Undoubtedly, one of the key characteristics that has facilitated the extension of the use of AGROVOC in the community is that its access and use is free, being distributed under a Creative Commons 3.0 Attribution (CC-BY) license.
AGROVOC is commonly used by research personnel, librarians and knowledge managers for the indexing, retrieval and organisation of data in agricultural information systems and the FOA's other areas of interest mentioned above. As examples of dogfooding (when an organisation uses its own product to test and promote it) is the use of AGROVOC in AGRIS, the bibliographic information database on agricultural science and technology, or FAOLEX, a database of national legislation and policies on food, agriculture and natural resource management, both managed by the FAO.

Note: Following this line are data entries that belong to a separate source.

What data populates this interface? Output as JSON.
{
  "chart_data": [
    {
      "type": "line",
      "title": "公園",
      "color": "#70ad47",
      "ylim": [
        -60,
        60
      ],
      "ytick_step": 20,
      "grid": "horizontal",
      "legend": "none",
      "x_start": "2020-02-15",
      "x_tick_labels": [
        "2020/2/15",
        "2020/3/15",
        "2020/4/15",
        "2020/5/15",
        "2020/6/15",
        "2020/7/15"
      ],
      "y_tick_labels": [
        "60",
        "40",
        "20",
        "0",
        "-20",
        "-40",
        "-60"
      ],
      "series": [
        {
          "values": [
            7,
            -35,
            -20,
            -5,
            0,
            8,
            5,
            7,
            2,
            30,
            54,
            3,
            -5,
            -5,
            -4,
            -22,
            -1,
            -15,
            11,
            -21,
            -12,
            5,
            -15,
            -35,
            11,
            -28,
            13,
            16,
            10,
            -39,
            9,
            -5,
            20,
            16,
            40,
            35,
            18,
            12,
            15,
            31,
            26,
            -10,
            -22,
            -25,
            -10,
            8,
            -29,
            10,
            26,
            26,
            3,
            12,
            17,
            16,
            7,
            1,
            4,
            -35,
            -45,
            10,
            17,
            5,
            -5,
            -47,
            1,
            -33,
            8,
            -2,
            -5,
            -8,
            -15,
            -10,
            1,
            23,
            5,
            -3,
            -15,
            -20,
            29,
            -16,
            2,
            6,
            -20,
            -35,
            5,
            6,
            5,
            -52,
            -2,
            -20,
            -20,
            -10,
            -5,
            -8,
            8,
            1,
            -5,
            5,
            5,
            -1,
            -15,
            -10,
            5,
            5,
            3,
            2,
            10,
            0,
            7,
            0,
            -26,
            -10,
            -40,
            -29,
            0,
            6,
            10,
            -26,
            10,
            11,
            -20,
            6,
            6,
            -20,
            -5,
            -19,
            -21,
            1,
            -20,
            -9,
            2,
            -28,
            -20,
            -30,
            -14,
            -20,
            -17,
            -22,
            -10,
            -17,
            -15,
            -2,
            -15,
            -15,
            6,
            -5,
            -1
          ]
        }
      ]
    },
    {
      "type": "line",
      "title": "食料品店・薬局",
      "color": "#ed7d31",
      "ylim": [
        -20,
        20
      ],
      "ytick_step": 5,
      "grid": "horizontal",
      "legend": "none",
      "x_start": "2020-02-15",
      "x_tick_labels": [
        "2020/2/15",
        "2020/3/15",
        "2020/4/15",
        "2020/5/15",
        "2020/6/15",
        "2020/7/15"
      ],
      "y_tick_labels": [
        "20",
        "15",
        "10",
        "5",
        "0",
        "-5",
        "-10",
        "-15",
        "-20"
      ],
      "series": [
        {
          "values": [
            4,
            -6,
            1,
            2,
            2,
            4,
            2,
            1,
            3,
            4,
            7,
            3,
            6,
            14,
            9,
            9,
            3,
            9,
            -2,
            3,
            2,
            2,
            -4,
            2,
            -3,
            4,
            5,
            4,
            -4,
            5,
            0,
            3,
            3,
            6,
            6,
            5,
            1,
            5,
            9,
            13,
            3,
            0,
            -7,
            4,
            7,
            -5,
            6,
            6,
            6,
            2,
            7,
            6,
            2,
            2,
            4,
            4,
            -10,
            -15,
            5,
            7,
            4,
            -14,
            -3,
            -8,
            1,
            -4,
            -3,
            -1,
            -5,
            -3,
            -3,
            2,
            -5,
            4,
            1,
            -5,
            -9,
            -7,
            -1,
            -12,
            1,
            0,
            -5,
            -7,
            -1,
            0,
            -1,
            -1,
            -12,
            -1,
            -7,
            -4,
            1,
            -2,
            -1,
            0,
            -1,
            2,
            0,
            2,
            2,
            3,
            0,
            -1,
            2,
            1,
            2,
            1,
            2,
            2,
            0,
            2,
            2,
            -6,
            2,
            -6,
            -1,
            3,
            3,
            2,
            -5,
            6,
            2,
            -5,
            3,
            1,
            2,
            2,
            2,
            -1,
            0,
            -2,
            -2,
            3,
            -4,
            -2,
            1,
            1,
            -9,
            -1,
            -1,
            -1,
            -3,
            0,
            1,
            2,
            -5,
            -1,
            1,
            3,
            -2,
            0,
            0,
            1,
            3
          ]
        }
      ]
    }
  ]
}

The ways in which AGROVOC can be accessed, searched and reused are varied
- You can search for concepts or browse by hierarchy
- It can to download as an RDF dataset in two versions: Agrovoc Core (which includes all concepts in all languages but no links to external vocabulary lists) and Agrovoc LOD (which does include links to external vocabulary lists)
- Available web services can be used
- Searches can be performed through SPARQL queries, using a public SPARQL endpoint
The data on agriculture that are being generated are growing exponentially, by recording environmental data using sensors, by compiling legal regulations, or by using economic data on prices, crop production data, disease and pest data, etc... All this knowledge, if carefully catalogued, can be a source of future studies and discoveries, both in the public and private spheres. In this context, AGROVOC (and in the future, perhaps GACS) is a valuable tool for data to be classified homogeneously, facilitating the interoperability and reuse of the data, both within and beyond that organisation.